Olive trees victim of new bacterial infection

by | Jul 27, 2016 | Featured Slider, Latest, News

A plant pathogen known as Xylella fastidiosa has been affecting olive trees, which are a critical part of Italian culture and heritage. The movement to fell the affected trees has been met with resistance by the locals.

X. fastidiosa is a bacterial species that feeds on the xylem of plants and is spread by insects. In the past, the most severe economic effects of the X. fastidiosa were felt in the US and Brazil.

Preventing the spread of X. fastidiosa requires early detection to ensure that the infected area remains small. Unfortunately, it can take 12 to 14 months for trees to show symptoms of infection, which makes it tricky to contain a potential epidemic. As a result, containing the infection generally requires the removal of asymptomatic infected plants. However, the prospect of killing trees that don’t appear to be sick is particularly tricky in Italy due to the cultural significance of olive trees.

In southern Italy, olive trees are planted to mark major life events, including births of family members. This tradition goes back for generations, and the local olive groves serve as a reminder of families’ historical roots in the area. Cutting down olive trees means destroying physical manifestations of the local history and culture. Not surprisingly, the people who live there have responded with distrust of scientists, environmentalists, and lawmakers.

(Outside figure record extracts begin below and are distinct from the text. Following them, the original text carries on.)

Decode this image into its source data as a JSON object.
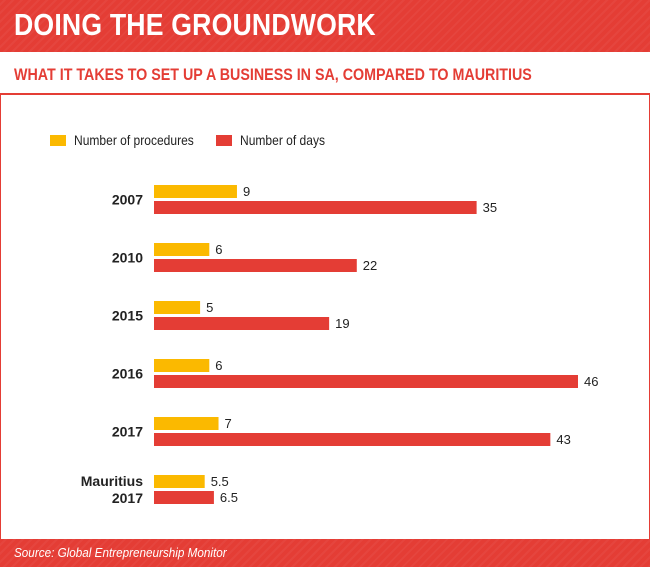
{
  "header": {
    "title": "DOING THE GROUNDWORK",
    "subtitle": "WHAT IT TAKES TO SET UP A BUSINESS IN SA, COMPARED TO MAURITIUS"
  },
  "footer": {
    "source": "Source: Global Entrepreneurship Monitor"
  },
  "colors": {
    "accent": "#e43d35",
    "procedures": "#fbb900",
    "days": "#e43d35"
  },
  "chart_data": {
    "type": "bar",
    "orientation": "horizontal",
    "categories": [
      "2007",
      "2010",
      "2015",
      "2016",
      "2017",
      "Mauritius 2017"
    ],
    "category_lines": [
      [
        "2007"
      ],
      [
        "2010"
      ],
      [
        "2015"
      ],
      [
        "2016"
      ],
      [
        "2017"
      ],
      [
        "Mauritius",
        "2017"
      ]
    ],
    "series": [
      {
        "name": "Number of procedures",
        "color": "#fbb900",
        "values": [
          9,
          6,
          5,
          6,
          7,
          5.5
        ]
      },
      {
        "name": "Number of days",
        "color": "#e43d35",
        "values": [
          35,
          22,
          19,
          46,
          43,
          6.5
        ]
      }
    ],
    "xlim": [
      0,
      46
    ],
    "grid": false,
    "axis_ticks": false,
    "legend_position": "top-left"
  }
}
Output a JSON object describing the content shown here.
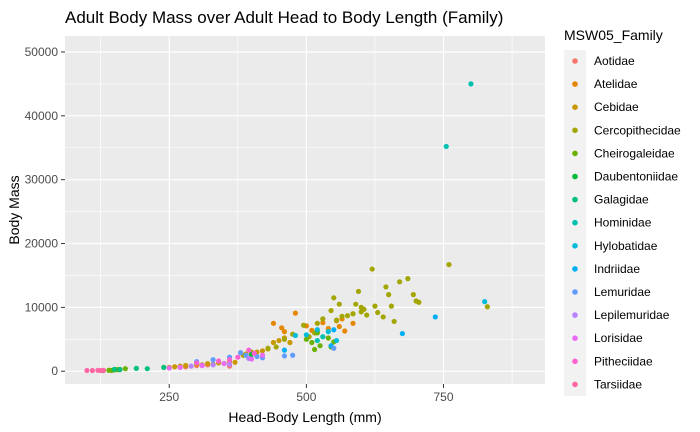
{
  "chart_data": {
    "type": "scatter",
    "title": "Adult Body Mass over Adult Head to Body Length (Family)",
    "xlabel": "Head-Body Length (mm)",
    "ylabel": "Body Mass",
    "xlim": [
      60,
      935
    ],
    "ylim": [
      -2000,
      52500
    ],
    "x_ticks": [
      250,
      500,
      750
    ],
    "y_ticks": [
      0,
      10000,
      20000,
      30000,
      40000,
      50000
    ],
    "x_tick_labels": [
      "250",
      "500",
      "750"
    ],
    "y_tick_labels": [
      "0",
      "10000",
      "20000",
      "30000",
      "40000",
      "50000"
    ],
    "grid": true,
    "legend_position": "right",
    "legend_title": "MSW05_Family",
    "series": [
      {
        "name": "Aotidae",
        "color": "#F8766D",
        "points": [
          [
            300,
            900
          ],
          [
            320,
            1000
          ],
          [
            360,
            800
          ],
          [
            280,
            700
          ]
        ]
      },
      {
        "name": "Atelidae",
        "color": "#E58700",
        "points": [
          [
            440,
            7500
          ],
          [
            455,
            6800
          ],
          [
            460,
            6200
          ],
          [
            480,
            9100
          ],
          [
            500,
            7100
          ],
          [
            520,
            6200
          ],
          [
            540,
            6700
          ],
          [
            560,
            7000
          ],
          [
            570,
            6300
          ],
          [
            585,
            7500
          ],
          [
            510,
            6400
          ],
          [
            530,
            7600
          ],
          [
            555,
            7900
          ],
          [
            565,
            8200
          ]
        ]
      },
      {
        "name": "Cebidae",
        "color": "#C99800",
        "points": [
          [
            250,
            600
          ],
          [
            260,
            700
          ],
          [
            270,
            800
          ],
          [
            280,
            900
          ],
          [
            300,
            1100
          ],
          [
            310,
            1000
          ],
          [
            320,
            1200
          ],
          [
            330,
            1100
          ],
          [
            340,
            1300
          ],
          [
            350,
            1200
          ],
          [
            360,
            1500
          ],
          [
            370,
            1400
          ],
          [
            380,
            2900
          ],
          [
            390,
            2700
          ],
          [
            410,
            3000
          ],
          [
            420,
            3200
          ],
          [
            430,
            3500
          ],
          [
            440,
            4500
          ],
          [
            450,
            4800
          ],
          [
            460,
            5200
          ],
          [
            470,
            4500
          ]
        ]
      },
      {
        "name": "Cercopithecidae",
        "color": "#A3A500",
        "points": [
          [
            385,
            2500
          ],
          [
            400,
            3000
          ],
          [
            430,
            3600
          ],
          [
            445,
            3800
          ],
          [
            460,
            5000
          ],
          [
            475,
            5800
          ],
          [
            495,
            7200
          ],
          [
            505,
            5400
          ],
          [
            515,
            6000
          ],
          [
            520,
            7500
          ],
          [
            530,
            8200
          ],
          [
            545,
            9500
          ],
          [
            550,
            11500
          ],
          [
            560,
            10500
          ],
          [
            565,
            8600
          ],
          [
            575,
            8700
          ],
          [
            585,
            9000
          ],
          [
            590,
            10500
          ],
          [
            595,
            12500
          ],
          [
            600,
            10000
          ],
          [
            605,
            9700
          ],
          [
            610,
            8800
          ],
          [
            620,
            16000
          ],
          [
            625,
            10200
          ],
          [
            630,
            9200
          ],
          [
            645,
            13200
          ],
          [
            650,
            12000
          ],
          [
            655,
            10200
          ],
          [
            660,
            7800
          ],
          [
            670,
            14000
          ],
          [
            685,
            14500
          ],
          [
            695,
            12000
          ],
          [
            705,
            10800
          ],
          [
            760,
            16700
          ],
          [
            830,
            10100
          ],
          [
            600,
            9300
          ],
          [
            555,
            8000
          ],
          [
            640,
            8500
          ],
          [
            700,
            11000
          ]
        ]
      },
      {
        "name": "Cheirogaleidae",
        "color": "#6BB100",
        "points": [
          [
            130,
            100
          ],
          [
            140,
            150
          ],
          [
            150,
            200
          ],
          [
            160,
            300
          ],
          [
            170,
            400
          ],
          [
            145,
            120
          ],
          [
            155,
            250
          ],
          [
            525,
            4000
          ],
          [
            545,
            3800
          ],
          [
            515,
            3400
          ],
          [
            500,
            5000
          ],
          [
            510,
            4500
          ],
          [
            520,
            6000
          ],
          [
            540,
            5200
          ],
          [
            550,
            4600
          ]
        ]
      },
      {
        "name": "Daubentoniidae",
        "color": "#00BA38",
        "points": [
          [
            400,
            2600
          ]
        ]
      },
      {
        "name": "Galagidae",
        "color": "#00BF7D",
        "points": [
          [
            150,
            300
          ],
          [
            160,
            250
          ],
          [
            210,
            400
          ],
          [
            240,
            600
          ],
          [
            190,
            450
          ]
        ]
      },
      {
        "name": "Hominidae",
        "color": "#00C0AF",
        "points": [
          [
            800,
            45000
          ],
          [
            755,
            35200
          ],
          [
            520,
            4800
          ],
          [
            530,
            5400
          ]
        ]
      },
      {
        "name": "Hylobatidae",
        "color": "#00BCD8",
        "points": [
          [
            480,
            5600
          ],
          [
            500,
            5700
          ],
          [
            520,
            6500
          ],
          [
            540,
            6200
          ],
          [
            555,
            4800
          ],
          [
            825,
            10900
          ]
        ]
      },
      {
        "name": "Indriidae",
        "color": "#00B0F6",
        "points": [
          [
            460,
            3300
          ],
          [
            545,
            4000
          ],
          [
            675,
            5900
          ],
          [
            735,
            8500
          ],
          [
            550,
            6500
          ]
        ]
      },
      {
        "name": "Lemuridae",
        "color": "#619CFF",
        "points": [
          [
            300,
            1500
          ],
          [
            330,
            1800
          ],
          [
            360,
            2200
          ],
          [
            390,
            2500
          ],
          [
            410,
            2300
          ],
          [
            460,
            2400
          ],
          [
            475,
            2500
          ],
          [
            550,
            3600
          ],
          [
            380,
            2900
          ],
          [
            420,
            2100
          ]
        ]
      },
      {
        "name": "Lepilemuridae",
        "color": "#B983FF",
        "points": [
          [
            290,
            800
          ],
          [
            310,
            900
          ],
          [
            330,
            1000
          ],
          [
            360,
            1100
          ],
          [
            395,
            2000
          ]
        ]
      },
      {
        "name": "Lorisidae",
        "color": "#E76BF3",
        "points": [
          [
            250,
            500
          ],
          [
            270,
            600
          ],
          [
            310,
            900
          ],
          [
            350,
            1200
          ],
          [
            400,
            1900
          ],
          [
            420,
            2500
          ]
        ]
      },
      {
        "name": "Pitheciidae",
        "color": "#FD61D1",
        "points": [
          [
            300,
            1300
          ],
          [
            340,
            1600
          ],
          [
            360,
            1800
          ],
          [
            375,
            2200
          ],
          [
            395,
            3300
          ],
          [
            405,
            2800
          ]
        ]
      },
      {
        "name": "Tarsiidae",
        "color": "#FF67A4",
        "points": [
          [
            100,
            120
          ],
          [
            110,
            110
          ],
          [
            120,
            140
          ],
          [
            130,
            130
          ],
          [
            125,
            100
          ]
        ]
      }
    ]
  }
}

The European Commission has made efforts to manage the epidemic and reduce the spread of disease, but these actions have been challenged by local environmentalists and politicians, who are responding in part to public distrust of science. This distrust of science has led to local conspiracy theories regarding the plant epidemic.

In June, the European Court of Justice ruled that the European Commission’s recommended X. fastidiosa control measures were legal and should be implemented despite local politicians’ objections.

Regardless of the country, mistrust of science is an issue with no easy solution, and it continues to influence lawmakers’ ability to implement data-backed best practices and policy recommendations.

If X. fastidiosa control measures are not implemented due to the public mistrust of science, the consequences for European plant life could be dire.